Dlaczego Gollob wybrał właśnie taki numer? - Urodziłem się w Bydgoszczy. To również rodzinne miasto jednego z najlepszych polskich piłkarzy, Zbigniewa Bońka. Przez szacunek dla tego wielkiego człowieka chciałem wystąpić w Mistrzostwach Europy w przyszłym sezonie z numerem 20. Dwudziestka to numer, z którym Zbigniew Boniek zagrał w pamiętnym dla polskich kibiców meczu z Belgią podczas mundialu w Argentynie w 1982 roku i strzelił trzy bramki. Od zawsze był dla mnie sportowym idolem i podkreślam raz jeszcze, że darzę go olbrzymim szacunkiem. Dlatego zdecydowałem się na numer 20 - wyjaśnia żużlowiec Unibaksu.

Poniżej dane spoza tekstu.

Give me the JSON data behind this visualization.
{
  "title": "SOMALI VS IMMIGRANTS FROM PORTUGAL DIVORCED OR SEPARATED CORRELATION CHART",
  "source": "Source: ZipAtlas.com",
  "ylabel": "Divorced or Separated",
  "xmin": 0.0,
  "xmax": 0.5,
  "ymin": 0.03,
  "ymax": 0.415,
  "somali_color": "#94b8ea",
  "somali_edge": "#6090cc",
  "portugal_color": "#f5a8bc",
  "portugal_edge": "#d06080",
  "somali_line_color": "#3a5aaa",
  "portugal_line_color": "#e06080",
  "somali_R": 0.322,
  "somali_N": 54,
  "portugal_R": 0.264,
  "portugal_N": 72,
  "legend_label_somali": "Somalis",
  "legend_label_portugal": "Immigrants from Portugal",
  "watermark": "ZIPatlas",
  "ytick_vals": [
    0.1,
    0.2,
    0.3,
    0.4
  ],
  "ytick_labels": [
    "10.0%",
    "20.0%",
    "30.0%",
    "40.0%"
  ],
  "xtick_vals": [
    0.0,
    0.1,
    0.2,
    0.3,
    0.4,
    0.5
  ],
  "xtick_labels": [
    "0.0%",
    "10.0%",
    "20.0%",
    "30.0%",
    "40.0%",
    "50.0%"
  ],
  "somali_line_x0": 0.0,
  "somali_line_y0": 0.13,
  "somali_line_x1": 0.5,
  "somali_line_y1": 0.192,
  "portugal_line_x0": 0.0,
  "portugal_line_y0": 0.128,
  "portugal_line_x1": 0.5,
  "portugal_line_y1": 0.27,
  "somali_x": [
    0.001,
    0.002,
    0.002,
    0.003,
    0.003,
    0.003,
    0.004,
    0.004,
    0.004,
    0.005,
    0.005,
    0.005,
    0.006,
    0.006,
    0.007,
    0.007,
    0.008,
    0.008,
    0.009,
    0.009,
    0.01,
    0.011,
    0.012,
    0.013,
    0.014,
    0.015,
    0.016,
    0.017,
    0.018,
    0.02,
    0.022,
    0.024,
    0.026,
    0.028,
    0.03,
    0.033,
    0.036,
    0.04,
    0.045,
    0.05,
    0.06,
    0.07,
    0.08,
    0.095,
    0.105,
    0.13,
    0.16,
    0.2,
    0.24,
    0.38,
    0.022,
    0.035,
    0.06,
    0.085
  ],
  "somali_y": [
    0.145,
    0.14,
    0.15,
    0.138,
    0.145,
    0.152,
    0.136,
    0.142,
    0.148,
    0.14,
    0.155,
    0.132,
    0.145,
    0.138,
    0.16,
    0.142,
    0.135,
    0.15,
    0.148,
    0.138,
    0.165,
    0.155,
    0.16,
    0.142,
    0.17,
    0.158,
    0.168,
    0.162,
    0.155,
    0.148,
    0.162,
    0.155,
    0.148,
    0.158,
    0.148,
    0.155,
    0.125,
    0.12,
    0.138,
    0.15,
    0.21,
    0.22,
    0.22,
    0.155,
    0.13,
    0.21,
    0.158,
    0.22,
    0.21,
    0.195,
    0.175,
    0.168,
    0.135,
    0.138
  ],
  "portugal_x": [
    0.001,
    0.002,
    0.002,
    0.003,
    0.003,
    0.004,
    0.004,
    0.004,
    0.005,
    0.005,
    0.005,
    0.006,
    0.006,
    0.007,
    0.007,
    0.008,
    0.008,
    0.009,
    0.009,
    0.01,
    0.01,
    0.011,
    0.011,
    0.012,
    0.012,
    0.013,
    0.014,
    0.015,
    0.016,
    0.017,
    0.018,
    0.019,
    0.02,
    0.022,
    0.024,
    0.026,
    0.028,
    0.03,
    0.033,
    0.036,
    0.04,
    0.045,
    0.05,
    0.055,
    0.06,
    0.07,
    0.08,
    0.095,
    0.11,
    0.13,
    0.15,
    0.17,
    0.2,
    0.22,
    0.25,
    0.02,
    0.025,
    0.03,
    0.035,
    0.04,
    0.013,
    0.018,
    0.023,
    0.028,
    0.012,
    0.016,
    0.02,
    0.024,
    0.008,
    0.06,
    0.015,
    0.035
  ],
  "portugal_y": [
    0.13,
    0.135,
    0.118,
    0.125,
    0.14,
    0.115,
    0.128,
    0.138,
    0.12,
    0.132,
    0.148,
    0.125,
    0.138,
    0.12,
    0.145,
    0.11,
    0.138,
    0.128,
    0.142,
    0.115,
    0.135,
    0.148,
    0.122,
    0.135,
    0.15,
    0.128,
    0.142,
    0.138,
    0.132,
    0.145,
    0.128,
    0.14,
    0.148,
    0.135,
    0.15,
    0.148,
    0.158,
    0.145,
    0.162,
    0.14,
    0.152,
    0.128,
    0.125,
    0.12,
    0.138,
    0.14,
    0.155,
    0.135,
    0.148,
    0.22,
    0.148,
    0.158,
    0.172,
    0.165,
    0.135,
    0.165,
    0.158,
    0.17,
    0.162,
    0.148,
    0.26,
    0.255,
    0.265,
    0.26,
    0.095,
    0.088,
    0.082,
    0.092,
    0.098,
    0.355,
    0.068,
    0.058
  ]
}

Emil Sajfutdinow z kolei wybrał dwie ostatnie cyfry swojego roku urodzenia. - Nie zastanawiałem się długo nad wyborem numeru. Urodziłem się w 1989 roku. Ta data jest dla mnie bardzo ważna i można powiedzieć, że się z nią utożsamiam. O samym pomyśle organizatorów SEC na temat wyboru numerów słyszałem już jakiś czas temu i muszę przyznać, że od razu mi się on spodobał. Teraz wchodzi oficjalnie w życie i z pewnością będzie to dla nas, żużlowców spora gratka - przekazał za pośrednictwem Facebooka rosyjski żużlowiec. Numer ten pojawił się już w logo teamu i będzie obecny również na bluzach i czapeczkach - wytłumaczył za pośrednictwem facebooka.
Wiemy także, że nr 1 jest zarezerwowany dla obrońcy tytułu Martina Vaculika, a Grigorij Laguta zdecydował się na 111. Żużlowcy mogą wybierać wśród cyfr od 2 do 999.